Prefab Mode bypasses the override system entirely. You are editing the source asset directly, so there is nothing to apply. It is the equivalent of opening a .prefab file in a text editor and changing values — except Unity provides a visual scene for it.
SetDirty tells Unity’s serialization system that an asset’s in-memory state has diverged from its on-disk state. Without this flag, Unity assumes nothing changed and will not write the asset when you save. This is an optimization — Unity does not re-serialize every asset every time you save — but it means manual modifications must explicitly opt in to saving.

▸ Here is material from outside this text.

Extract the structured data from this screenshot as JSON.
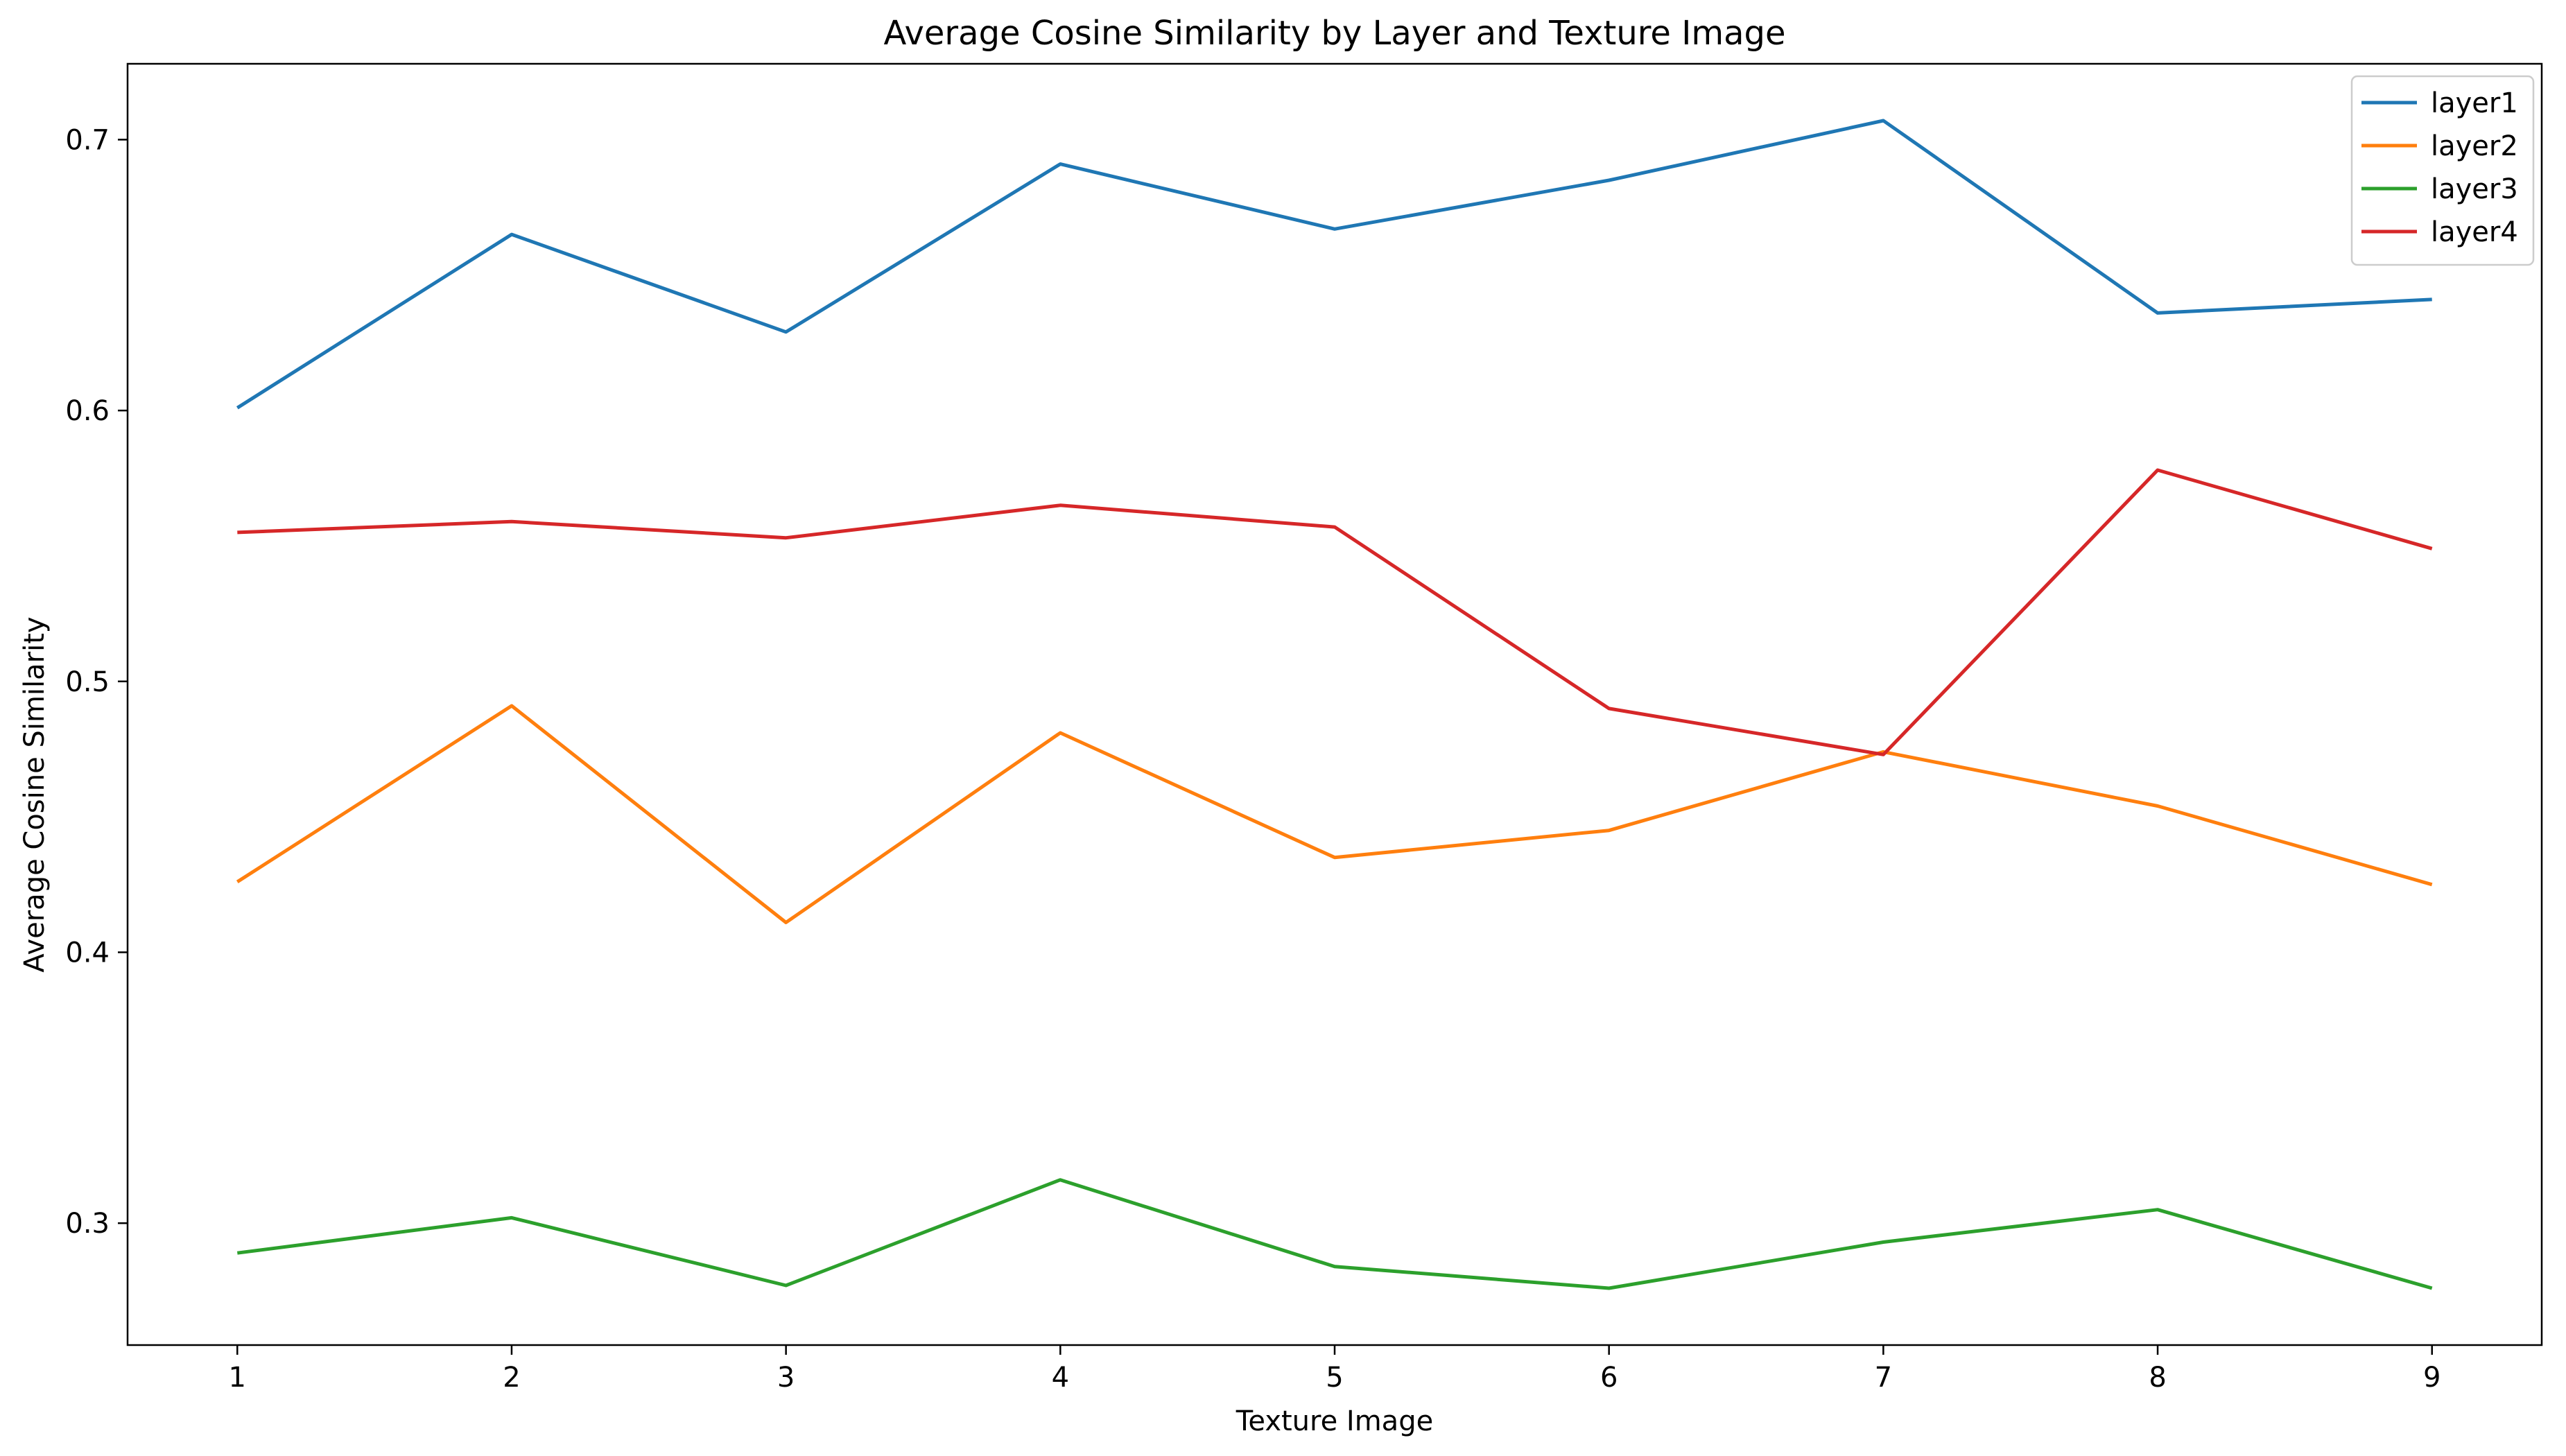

"Every time you modify a prefab instance in the scene, ask yourself: is this a per-scene override, or should this be the new default? If the latter, apply it."
Related Issues
If your prefab references are becoming null at runtime (especially component references), the problem may be broader than prefabs — see NullReferenceException on GetComponent for serialized field debugging techniques. If changes in your Animator Controller are not persisting across prefab instances, check Animation Not Playing in Animator for Animator-specific configuration that affects prefab instances differently than scene objects.
Never edit prefabs in Play mode. Ever. You will lose everything.